Cam’s gaze met hers and that warm sensation bloomed deep and low in her belly again. His dark blue eyes were fringed with thick ink-black lashes she would have killed for. There was something about his intelligent eyes that always made her feel he saw more than he let on. ‘No,’ he said. ‘You?’
Violet coughed out a self-effacing laugh. ‘Don’t you start. I get enough of that from my family, not to mention my friends and flatmates.’
Cam gave her a wry smile. ‘I don’t know what’s wrong with the young men of London. You should’ve been snapped up long ago.’
A pin drop silence fell between them.
Violet looked at her coffee glass as if it were the most fascinating thing she had ever seen. The way her cheeks were going, the café’s chef would be coming out to cook the toast on her face to save on electricity. How had she got into this conversation? Awkward. Awkward. Awkward. How long was the canyon of silence going to last? Should she say something?
But what?
Her mind was blank.
She was hopeless at small talk. It was another reason she was terrible at parties. The idle conversation gene had skipped her. Her sisters and brother were the ones who could talk their way out of or into any situation. She was the wallflower of the family. All those years of being overshadowed by verbose older siblings and super articulate parents had made her conversationally challenged. She was used to standing back and letting others do the talking. Even her tendency to gabble like a fool around Cam had suddenly deserted her.
‘When’s your office party?’
Violet blinked and refocused her gaze on Cam’s. ‘Erm...tomorrow.’
‘Would you like me to come with you?’
Violet had trouble keeping her jaw off the table and her heart from skipping right out of her chest and landing in his lap. Best not think about his lap. ‘But why would you want to do that?’

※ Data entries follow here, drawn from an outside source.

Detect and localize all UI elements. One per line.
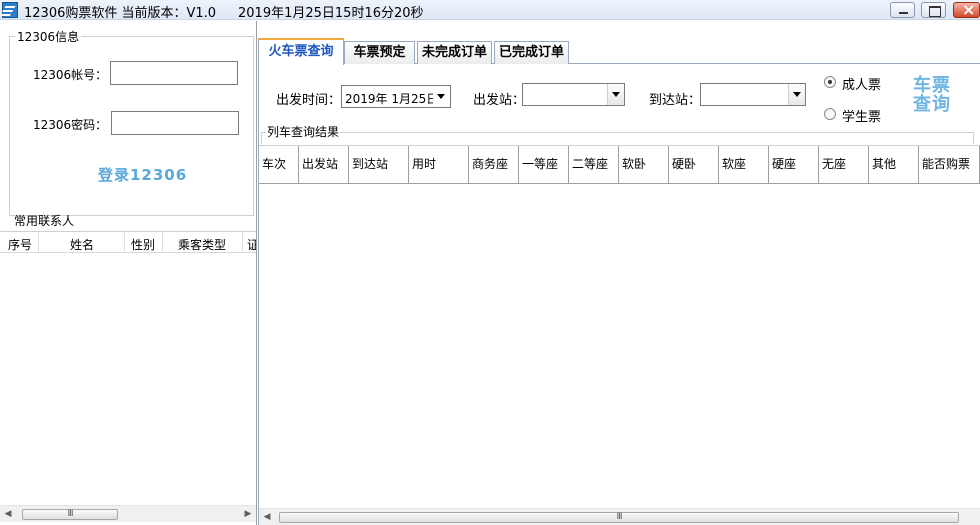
date-picker[interactable]: 2019年 1月25日 (341, 85, 451, 108)
contacts-col-gender[interactable]: 性别 (131, 236, 155, 252)
account-input[interactable] (110, 61, 238, 85)
contacts-title: 常用联系人 (14, 214, 75, 228)
query-tickets-button[interactable]: 车票 查询 (910, 76, 954, 114)
account-label: 12306帐号： (33, 68, 108, 82)
col-can-buy[interactable]: 能否购票 (919, 146, 980, 183)
scroll-right-icon[interactable]: ▶ (240, 506, 256, 522)
from-station-dropdown-icon[interactable] (607, 84, 624, 105)
col-business-seat[interactable]: 商务座 (469, 146, 519, 183)
results-title: 列车查询结果 (266, 123, 341, 140)
student-ticket-radio[interactable] (824, 108, 836, 120)
app-icon (2, 2, 18, 18)
account-group-title: 12306信息 (15, 28, 82, 45)
adult-ticket-label[interactable]: 成人票 (842, 74, 881, 93)
results-group (261, 132, 974, 144)
tab-completed-orders[interactable]: 已完成订单 (494, 41, 569, 64)
tab-pending-orders[interactable]: 未完成订单 (417, 41, 492, 64)
col-second-class[interactable]: 二等座 (569, 146, 619, 183)
scroll-left-icon[interactable]: ◀ (0, 506, 16, 522)
results-scroll-left-icon[interactable]: ◀ (259, 509, 275, 525)
current-datetime: 2019年1月25日15时16分20秒 (238, 6, 424, 21)
date-label: 出发时间： (276, 93, 342, 108)
to-station-dropdown-icon[interactable] (788, 84, 805, 105)
col-other[interactable]: 其他 (869, 146, 919, 183)
col-no-seat[interactable]: 无座 (819, 146, 869, 183)
col-hard-seat[interactable]: 硬座 (769, 146, 819, 183)
tab-ticket-booking[interactable]: 车票预定 (344, 41, 415, 64)
query-button-line1: 车票 (913, 75, 951, 96)
title-bar: 12306购票软件 当前版本：V1.0 2019年1月25日15时16分20秒 (0, 0, 980, 21)
date-value: 2019年 1月25日 (345, 92, 439, 106)
contacts-table-header: 序号 姓名 性别 乘客类型 证 (0, 231, 256, 253)
password-input[interactable] (111, 111, 239, 135)
student-ticket-label[interactable]: 学生票 (842, 106, 881, 125)
col-duration[interactable]: 用时 (409, 146, 469, 183)
col-soft-sleeper[interactable]: 软卧 (619, 146, 669, 183)
results-table-header: 车次 出发站 到达站 用时 商务座 一等座 二等座 软卧 硬卧 软座 硬座 无座… (259, 145, 980, 184)
date-dropdown-icon[interactable] (433, 86, 450, 107)
from-station-label: 出发站： (473, 93, 526, 108)
col-to-station[interactable]: 到达站 (349, 146, 409, 183)
results-hscrollbar[interactable]: ◀ III (259, 508, 980, 525)
close-button[interactable] (953, 0, 980, 19)
login-button[interactable]: 登录12306 (98, 164, 187, 185)
to-station-label: 到达站： (649, 93, 702, 108)
tab-ticket-query[interactable]: 火车票查询 (258, 38, 344, 65)
col-soft-seat[interactable]: 软座 (719, 146, 769, 183)
to-station-select[interactable] (700, 83, 806, 106)
adult-ticket-radio[interactable] (824, 76, 836, 88)
contacts-col-name[interactable]: 姓名 (70, 236, 94, 252)
from-station-select[interactable] (522, 83, 625, 106)
contacts-col-id[interactable]: 证 (247, 236, 256, 252)
contacts-col-index[interactable]: 序号 (8, 236, 32, 252)
col-hard-sleeper[interactable]: 硬卧 (669, 146, 719, 183)
contacts-col-type[interactable]: 乘客类型 (178, 236, 226, 252)
maximize-button[interactable] (921, 2, 946, 18)
scroll-thumb[interactable]: III (22, 509, 118, 520)
minimize-button[interactable] (890, 2, 915, 18)
query-button-line2: 查询 (913, 94, 951, 115)
col-from-station[interactable]: 出发站 (299, 146, 349, 183)
col-train-no[interactable]: 车次 (259, 146, 299, 183)
results-scroll-thumb[interactable]: III (279, 512, 959, 523)
password-label: 12306密码： (33, 118, 108, 132)
contacts-hscrollbar[interactable]: ◀ III ▶ (0, 505, 256, 522)
col-first-class[interactable]: 一等座 (519, 146, 569, 183)
left-panel: 12306信息 12306帐号： 12306密码： 登录12306 常用联系人 … (0, 21, 257, 525)
window-title: 12306购票软件 当前版本：V1.0 (24, 6, 217, 21)
tab-bar: 火车票查询 车票预定 未完成订单 已完成订单 (258, 38, 980, 65)
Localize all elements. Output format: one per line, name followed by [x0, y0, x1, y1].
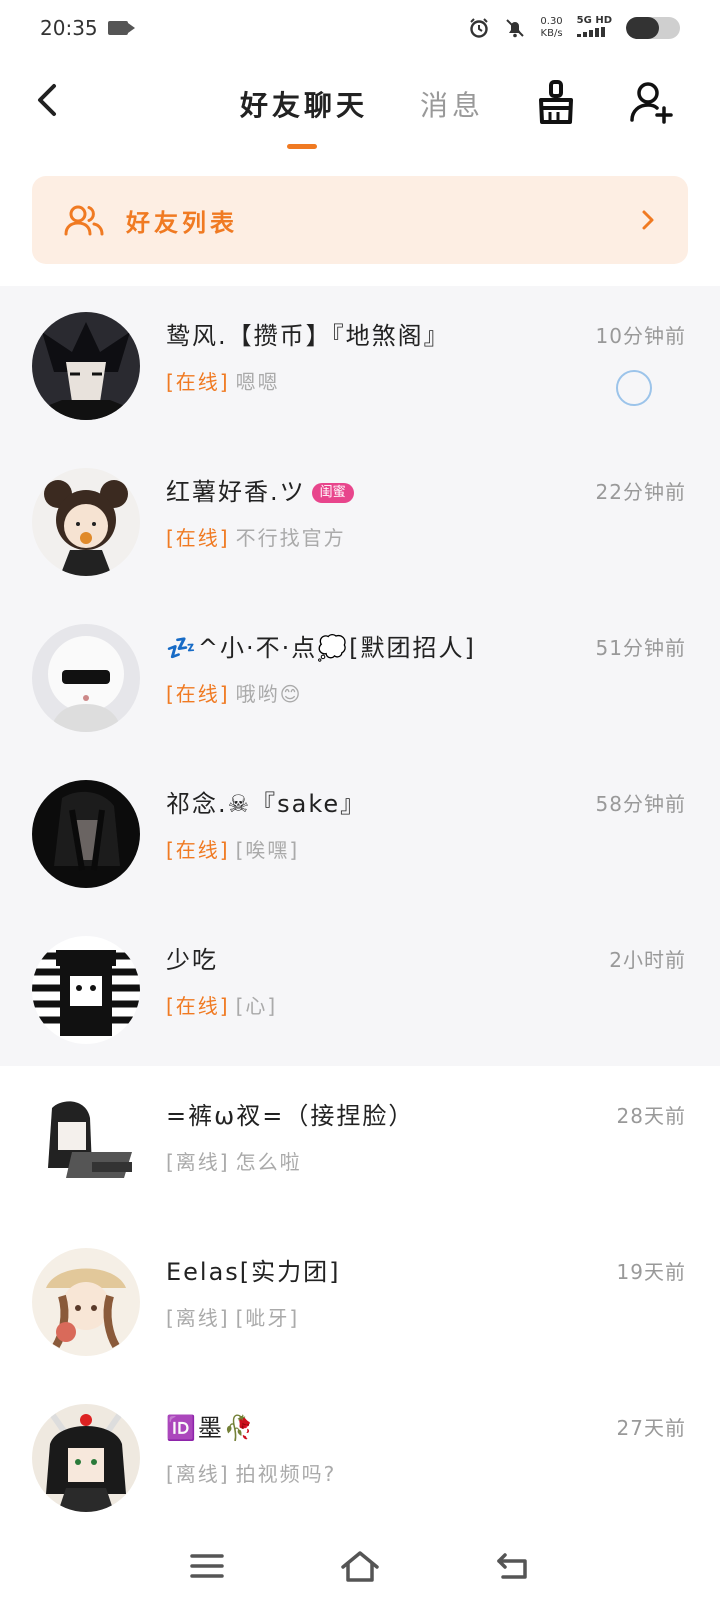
chat-time: 22分钟前 [595, 480, 686, 504]
online-status: [在线] [166, 370, 230, 394]
online-status: [在线] [166, 526, 230, 550]
bestie-badge: 闺蜜 [311, 483, 354, 503]
net-speed-value: 0.30 [540, 16, 563, 27]
offline-status: [离线] [166, 1462, 230, 1486]
offline-status: [离线] [166, 1306, 230, 1330]
add-friend-button[interactable] [628, 78, 676, 126]
last-message: 哦哟😊 [235, 682, 303, 706]
chat-preview: [离线] 怎么啦 [166, 1146, 302, 1175]
chat-preview: [在线] 嗯嗯 [166, 366, 280, 395]
chat-name: =裤ω衩=（接捏脸） [166, 1102, 415, 1130]
chat-preview: [在线] 哦哟😊 [166, 678, 302, 707]
back-nav-button[interactable] [489, 1542, 537, 1590]
battery-indicator [626, 17, 680, 39]
online-status: [在线] [166, 682, 230, 706]
home-icon [341, 1551, 379, 1582]
tab-messages[interactable]: 消息 [420, 84, 484, 124]
chat-item[interactable]: =裤ω衩=（接捏脸） 28天前 [离线] 怎么啦 [0, 1066, 720, 1222]
avatar[interactable] [32, 468, 140, 576]
chevron-right-icon [642, 210, 654, 230]
online-status: [在线] [166, 994, 230, 1018]
net-speed: 0.30 KB/s [540, 16, 562, 40]
chat-preview: [离线] 拍视频吗? [166, 1458, 336, 1487]
avatar[interactable] [32, 936, 140, 1044]
offline-status: [离线] [166, 1150, 230, 1174]
last-message: [唉嘿] [235, 838, 300, 862]
signal-bars-icon [576, 27, 605, 37]
chat-time: 2小时前 [609, 948, 686, 972]
chat-name: 祁念.☠『sake』 [166, 790, 367, 818]
chat-item[interactable]: 少吃 2小时前 [在线] [心] [0, 910, 720, 1066]
chat-item[interactable]: 祁念.☠『sake』 58分钟前 [在线] [唉嘿] [0, 754, 720, 910]
last-message: 拍视频吗? [235, 1462, 337, 1486]
status-bar: 20:35 0.30 KB/s 5G HD [0, 0, 720, 56]
clean-button[interactable] [532, 78, 580, 126]
avatar[interactable] [32, 780, 140, 888]
avatar[interactable] [32, 624, 140, 732]
return-icon [497, 1553, 528, 1579]
home-button[interactable] [336, 1542, 384, 1590]
network-label: 5G HD [576, 15, 612, 26]
add-user-icon [630, 82, 673, 124]
chat-preview: [在线] [唉嘿] [166, 834, 299, 863]
chat-item[interactable]: 红薯好香.ツ 闺蜜 22分钟前 [在线] 不行找官方 [0, 442, 720, 598]
last-message: 不行找官方 [235, 526, 346, 550]
avatar[interactable] [32, 1248, 140, 1356]
menu-icon [189, 1554, 224, 1578]
back-button[interactable] [28, 80, 68, 120]
chat-time: 10分钟前 [595, 324, 686, 348]
chat-name: 🆔墨🥀 [166, 1414, 256, 1442]
chat-item[interactable]: 鸷风.【攒币】『地煞阁』 10分钟前 [在线] 嗯嗯 [0, 286, 720, 442]
chat-name: 红薯好香.ツ 闺蜜 [166, 472, 354, 507]
chat-name: 💤^小·不·点💭[默团招人] [166, 634, 476, 662]
chat-time: 27天前 [616, 1416, 686, 1440]
last-message: [心] [235, 994, 278, 1018]
chat-preview: [在线] [心] [166, 990, 277, 1019]
alarm-icon [468, 17, 490, 39]
last-message: [呲牙] [235, 1306, 300, 1330]
last-message: 嗯嗯 [235, 370, 280, 394]
friend-list-banner[interactable]: 好友列表 [32, 176, 688, 264]
chat-preview: [在线] 不行找官方 [166, 522, 346, 551]
chat-item[interactable]: Eelas[实力团] 19天前 [离线] [呲牙] [0, 1222, 720, 1378]
menu-button[interactable] [183, 1542, 231, 1590]
chat-preview: [离线] [呲牙] [166, 1302, 299, 1331]
avatar[interactable] [32, 1404, 140, 1512]
chat-name: Eelas[实力团] [166, 1258, 341, 1286]
mute-bell-icon [504, 17, 526, 39]
chat-time: 19天前 [616, 1260, 686, 1284]
chat-item[interactable]: 💤^小·不·点💭[默团招人] 51分钟前 [在线] 哦哟😊 [0, 598, 720, 754]
chat-name-text: 红薯好香.ツ [166, 478, 306, 506]
chat-time: 51分钟前 [595, 636, 686, 660]
loading-ring [616, 370, 652, 406]
top-header: 好友聊天 消息 [0, 66, 720, 156]
friends-icon [64, 205, 104, 236]
chat-name: 鸷风.【攒币】『地煞阁』 [166, 322, 450, 350]
online-status: [在线] [166, 838, 230, 862]
chat-list: 鸷风.【攒币】『地煞阁』 10分钟前 [在线] 嗯嗯 红薯好香.ツ 闺蜜 22分钟前… [0, 286, 720, 1534]
chat-name: 少吃 [166, 946, 218, 974]
chat-time: 28天前 [616, 1104, 686, 1128]
clock-time: 20:35 [40, 16, 98, 40]
chat-time: 58分钟前 [595, 792, 686, 816]
screen-record-icon [107, 21, 135, 35]
last-message: 怎么啦 [235, 1150, 302, 1174]
battery-fill [626, 17, 660, 39]
chat-item[interactable]: 🆔墨🥀 27天前 [离线] 拍视频吗? [0, 1378, 720, 1534]
active-tab-indicator [287, 144, 317, 149]
tab-friend-chat[interactable]: 好友聊天 [240, 84, 368, 124]
system-nav-bar [0, 1520, 720, 1612]
avatar[interactable] [32, 1092, 140, 1200]
network-signal: 5G HD [576, 15, 612, 41]
avatar[interactable] [32, 312, 140, 420]
friend-list-label: 好友列表 [126, 208, 238, 237]
broom-icon [539, 80, 573, 124]
chevron-left-icon [38, 84, 56, 116]
net-speed-unit: KB/s [540, 28, 563, 39]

He gave a casual shrug of one broad shoulder. ‘I’m free tomorrow night. Thought it might help you mingle if you had a wingman, so to speak.’

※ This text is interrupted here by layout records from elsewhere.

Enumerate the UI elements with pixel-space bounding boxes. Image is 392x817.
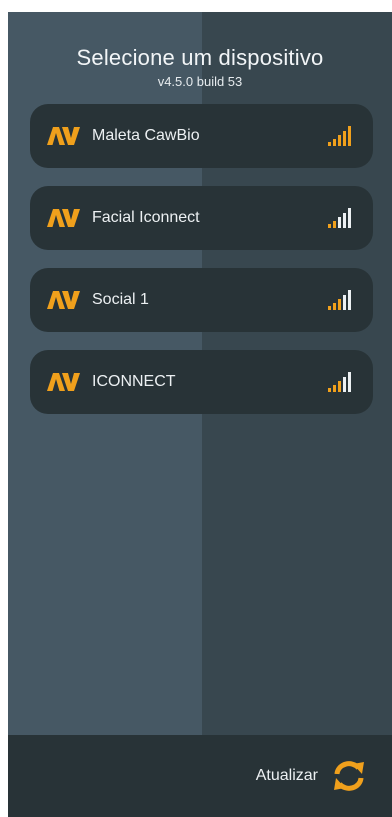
- device-name: Maleta CawBio: [92, 127, 200, 144]
- bottom-bar: Atualizar: [8, 735, 392, 817]
- signal-bars-icon: [328, 290, 351, 310]
- signal-bars-icon: [328, 372, 351, 392]
- device-item-iconnect[interactable]: ICONNECT: [30, 350, 373, 414]
- signal-bars-icon: [328, 208, 351, 228]
- brand-logo-icon: [47, 127, 80, 145]
- brand-logo-icon: [47, 209, 80, 227]
- refresh-label: Atualizar: [255, 767, 318, 784]
- device-selection-screen: Selecione um dispositivo v4.5.0 build 53…: [8, 12, 392, 817]
- device-item-social-1[interactable]: Social 1: [30, 268, 373, 332]
- device-item-facial-iconnect[interactable]: Facial Iconnect: [30, 186, 373, 250]
- brand-logo-icon: [47, 291, 80, 309]
- header: Selecione um dispositivo v4.5.0 build 53: [8, 44, 392, 90]
- device-name: ICONNECT: [92, 373, 176, 390]
- signal-bars-icon: [328, 126, 351, 146]
- device-name: Social 1: [92, 291, 149, 308]
- page-title: Selecione um dispositivo: [76, 45, 324, 70]
- refresh-icon: [334, 761, 364, 791]
- device-list: Maleta CawBio Facial Iconnect Social 1 I…: [30, 104, 373, 432]
- version-label: v4.5.0 build 53: [157, 74, 243, 89]
- device-name: Facial Iconnect: [92, 209, 200, 226]
- brand-logo-icon: [47, 373, 80, 391]
- refresh-button[interactable]: Atualizar: [256, 759, 366, 793]
- device-item-maleta-cawbio[interactable]: Maleta CawBio: [30, 104, 373, 168]
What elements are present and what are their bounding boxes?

Violet gave him a measured look. ‘Is this a pity date?’
‘It’s not a date, period.’ Something about his adamant tone rankled. ‘Just a friend helping out a friend.’
Violet had enough friends. It was a date she wanted. A proper date. Not with a man on a mercy mission. Did he think she was completely useless? A romance tragic who couldn’t find a prince to take her to the ball? She didn’t even want to go to the ball, thank you very much. The ball wasn’t that special. All those people drinking and eating too much and dancing till the wee hours to music so loud you couldn’t hear yourself shout, let alone think. ‘Thanks for the offer but I’ll be fine.’

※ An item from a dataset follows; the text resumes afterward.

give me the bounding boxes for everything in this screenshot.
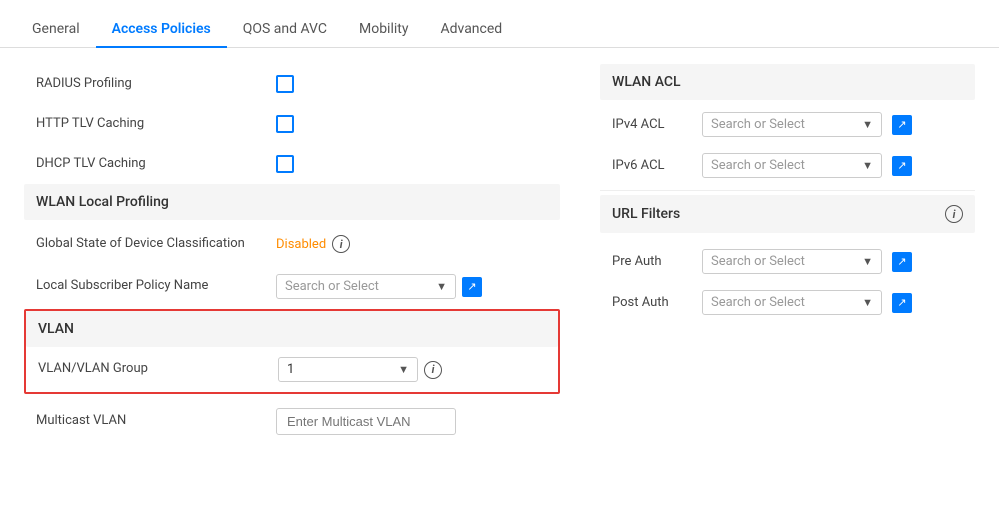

Violet pushed her coffee glass to one side and picked up her book. But, before she could leave the table, Cam’s hand came down on her forearm. ‘I didn’t mean to upset you.’
‘I’m not upset.’ Violet knew her crisp tone belied her statement. Of course she was upset. Who wouldn’t be? He was rescuing her. What could be more insulting than a man asking you out because he felt sorry for you? Had Fraser said something to him? Had one of her sisters? Her parents? Her grandfather? Why couldn’t everyone mind their own business? All she got these days was pressure. Why aren’t you dating anyone? You’re too fussy. You’re almost thirty. It never ended.